LeetCode 1803. Count Pairs With XOR in a Range

This is the fourth problem of the weekly contest of March 21, 2021. It is pretty hard. Most people are using Trie to solve this problem. One of the pretty good articles can be found from [1].

The code here is from [1]. See [1] for more explanation.

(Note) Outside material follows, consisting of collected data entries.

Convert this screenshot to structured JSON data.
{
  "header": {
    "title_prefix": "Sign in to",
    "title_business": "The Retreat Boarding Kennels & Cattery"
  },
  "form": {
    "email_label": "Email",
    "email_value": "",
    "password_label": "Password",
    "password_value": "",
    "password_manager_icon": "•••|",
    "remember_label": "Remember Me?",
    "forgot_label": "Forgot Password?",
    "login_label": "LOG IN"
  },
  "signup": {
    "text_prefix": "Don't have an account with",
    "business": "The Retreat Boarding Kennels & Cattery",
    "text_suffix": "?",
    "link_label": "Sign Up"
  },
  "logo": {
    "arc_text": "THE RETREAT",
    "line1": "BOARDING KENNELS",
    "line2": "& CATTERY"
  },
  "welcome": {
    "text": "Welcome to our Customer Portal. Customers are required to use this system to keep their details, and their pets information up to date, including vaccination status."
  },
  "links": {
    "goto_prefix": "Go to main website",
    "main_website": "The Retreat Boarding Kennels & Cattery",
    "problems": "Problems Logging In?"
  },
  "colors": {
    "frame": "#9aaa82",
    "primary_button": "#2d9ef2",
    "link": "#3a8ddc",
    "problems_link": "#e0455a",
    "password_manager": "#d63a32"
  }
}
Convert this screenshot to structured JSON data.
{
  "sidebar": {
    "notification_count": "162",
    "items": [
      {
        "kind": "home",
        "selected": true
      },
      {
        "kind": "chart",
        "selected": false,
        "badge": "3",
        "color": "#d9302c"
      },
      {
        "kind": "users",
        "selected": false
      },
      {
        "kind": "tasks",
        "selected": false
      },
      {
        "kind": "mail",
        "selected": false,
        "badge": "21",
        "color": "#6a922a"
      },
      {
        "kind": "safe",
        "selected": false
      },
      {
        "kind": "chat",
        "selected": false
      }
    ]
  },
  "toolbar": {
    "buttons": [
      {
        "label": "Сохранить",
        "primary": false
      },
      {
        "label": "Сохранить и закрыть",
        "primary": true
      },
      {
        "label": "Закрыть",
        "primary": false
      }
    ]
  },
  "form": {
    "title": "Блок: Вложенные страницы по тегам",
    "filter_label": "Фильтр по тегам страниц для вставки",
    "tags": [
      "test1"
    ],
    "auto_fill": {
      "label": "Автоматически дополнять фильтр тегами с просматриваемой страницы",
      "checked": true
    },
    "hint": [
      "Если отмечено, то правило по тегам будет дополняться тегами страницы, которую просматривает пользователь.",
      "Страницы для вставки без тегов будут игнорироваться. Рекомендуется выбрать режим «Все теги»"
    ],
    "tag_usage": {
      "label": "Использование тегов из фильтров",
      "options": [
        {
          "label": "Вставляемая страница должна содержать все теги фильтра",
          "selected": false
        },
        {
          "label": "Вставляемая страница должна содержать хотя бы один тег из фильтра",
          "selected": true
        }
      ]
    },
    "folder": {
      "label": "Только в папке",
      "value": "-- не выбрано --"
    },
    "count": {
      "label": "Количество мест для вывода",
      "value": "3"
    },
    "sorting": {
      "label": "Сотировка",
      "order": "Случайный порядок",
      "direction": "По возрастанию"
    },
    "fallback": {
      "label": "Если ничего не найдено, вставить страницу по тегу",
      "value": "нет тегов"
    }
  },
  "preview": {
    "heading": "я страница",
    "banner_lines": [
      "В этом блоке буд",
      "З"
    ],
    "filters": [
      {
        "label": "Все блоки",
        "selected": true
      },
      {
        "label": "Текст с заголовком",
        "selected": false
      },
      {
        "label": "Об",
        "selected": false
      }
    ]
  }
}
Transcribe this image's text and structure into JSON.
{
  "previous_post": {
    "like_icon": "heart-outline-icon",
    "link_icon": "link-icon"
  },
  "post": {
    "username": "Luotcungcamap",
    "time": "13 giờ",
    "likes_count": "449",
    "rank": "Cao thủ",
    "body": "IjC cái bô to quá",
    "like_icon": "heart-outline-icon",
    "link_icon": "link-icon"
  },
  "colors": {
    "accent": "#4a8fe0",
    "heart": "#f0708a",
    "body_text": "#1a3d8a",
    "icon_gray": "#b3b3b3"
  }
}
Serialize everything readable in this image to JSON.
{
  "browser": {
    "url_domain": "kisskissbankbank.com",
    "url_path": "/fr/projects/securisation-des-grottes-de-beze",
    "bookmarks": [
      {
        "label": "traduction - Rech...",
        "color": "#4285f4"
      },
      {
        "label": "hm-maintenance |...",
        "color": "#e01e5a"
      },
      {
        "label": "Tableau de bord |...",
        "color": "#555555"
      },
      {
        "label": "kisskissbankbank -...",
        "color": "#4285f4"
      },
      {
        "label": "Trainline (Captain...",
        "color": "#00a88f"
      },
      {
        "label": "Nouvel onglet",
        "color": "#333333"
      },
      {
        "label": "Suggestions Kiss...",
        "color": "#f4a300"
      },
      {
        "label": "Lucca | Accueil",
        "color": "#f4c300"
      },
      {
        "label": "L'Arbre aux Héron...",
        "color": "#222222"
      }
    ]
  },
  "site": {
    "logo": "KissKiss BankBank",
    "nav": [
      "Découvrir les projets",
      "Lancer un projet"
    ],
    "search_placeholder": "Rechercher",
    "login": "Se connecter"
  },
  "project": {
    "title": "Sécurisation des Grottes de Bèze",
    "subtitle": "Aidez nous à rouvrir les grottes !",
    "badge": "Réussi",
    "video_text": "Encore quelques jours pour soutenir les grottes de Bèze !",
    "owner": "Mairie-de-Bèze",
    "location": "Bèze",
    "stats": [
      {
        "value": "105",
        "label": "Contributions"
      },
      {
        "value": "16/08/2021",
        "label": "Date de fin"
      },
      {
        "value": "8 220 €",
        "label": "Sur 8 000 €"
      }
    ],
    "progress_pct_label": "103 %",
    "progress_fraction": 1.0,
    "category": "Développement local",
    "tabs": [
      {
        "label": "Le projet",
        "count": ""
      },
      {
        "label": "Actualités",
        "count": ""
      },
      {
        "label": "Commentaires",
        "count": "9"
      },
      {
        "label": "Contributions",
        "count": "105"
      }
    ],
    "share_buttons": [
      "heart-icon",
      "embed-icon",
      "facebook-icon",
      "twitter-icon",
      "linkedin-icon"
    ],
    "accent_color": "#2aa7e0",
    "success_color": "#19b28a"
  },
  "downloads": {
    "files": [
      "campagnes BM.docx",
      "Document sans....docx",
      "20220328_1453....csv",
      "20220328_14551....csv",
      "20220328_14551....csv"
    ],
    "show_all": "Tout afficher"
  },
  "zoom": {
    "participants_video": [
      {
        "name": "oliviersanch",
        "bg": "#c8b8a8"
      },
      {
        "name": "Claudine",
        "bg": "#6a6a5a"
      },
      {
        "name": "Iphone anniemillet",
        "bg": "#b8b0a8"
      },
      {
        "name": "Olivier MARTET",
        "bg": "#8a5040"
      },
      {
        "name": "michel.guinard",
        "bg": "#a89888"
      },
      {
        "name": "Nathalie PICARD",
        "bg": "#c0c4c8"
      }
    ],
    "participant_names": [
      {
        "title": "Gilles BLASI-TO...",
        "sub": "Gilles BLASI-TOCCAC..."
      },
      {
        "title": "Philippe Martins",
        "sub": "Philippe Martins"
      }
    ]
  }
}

const int LEVEL = 16; // 1 <= nums[i] <= 20000

struct TrieNode { 
    TrieNode *child[2];  // Stores binary represention of numbers  
    int cnt; // Stores count of elements present in a node
    TrieNode() { 
        child[0] = child[1] = NULL; 
        cnt = 0; 
    } 
}; 
 
 
// Function to insert a number into Trie 
void insertTrie(TrieNode *root, int n) { 
    // Traverse binary representation of X 
    for (int i = LEVEL; i >= 0; i--) { 
        // Stores ith bit of N 
        bool x = (n) & (1 << i); 
        // Check if an element already present in Trie having ith bit x
        if(!root->child[x]) { 
            // Create a new node of Trie. 
            root->child[x] = new TrieNode(); 
        } 
        // Update count of elements whose ith bit is x 
        root->child[x]->cnt += 1; 
        
        //Go to next level
        root = root->child[x]; 
    } 
} 


class Solution {
private:
    // Count elements in Trie whose XOR with N less than K 
    int countSmallerPairs(TrieNode * root,  int N, int K) { 
        // Stores count of elements whose XOR with N less than K 
        int cntPairs = 0; 
        // Traverse binary representation of N and K in Trie 
        for (int i = LEVEL; i >= 0 && root; i--) {                 
            bool x = N & (1 << i); // Stores ith bit of N 
            bool y = K & (1 << i); // Stores ith bit of K 

            // If the ith bit of K is 0 
            if (y == 0 ) { 
                // find the number which bit is same as N
                // so that they can be xored to ZERO
                root = root->child[x]; 
                continue;
            } 
            // If the ith bit of K is 1 
            // If an element already present in Trie having ith bit (x)
            if(root->child[x]) {
                // find the number which bit is same as N
                // so that they can be xored to ZERO. so it would be smaller than K
                cntPairs  += root->child[x]->cnt; 
            }
            //go to another way for next bit count
            root = root->child[1 - x]; 
        } 
        return cntPairs; 
    } 
public:
    int countPairs(vector<int>& nums, int low, int high) {
        
        TrieNode* root = new TrieNode();
        
        int cnt = 0;
        for (auto& num : nums) {
            cnt += countSmallerPairs(root, num, high + 1) - countSmallerPairs(root, num, low);
            insertTrie(root, num);
        }
        
        
        return cnt;
    }
};

Aoxiang cui is using another algorithm from the video. It is Fast Walsh–Hadamard transform.

It is pretty interesting to know that we can use different ways to solve a same problem.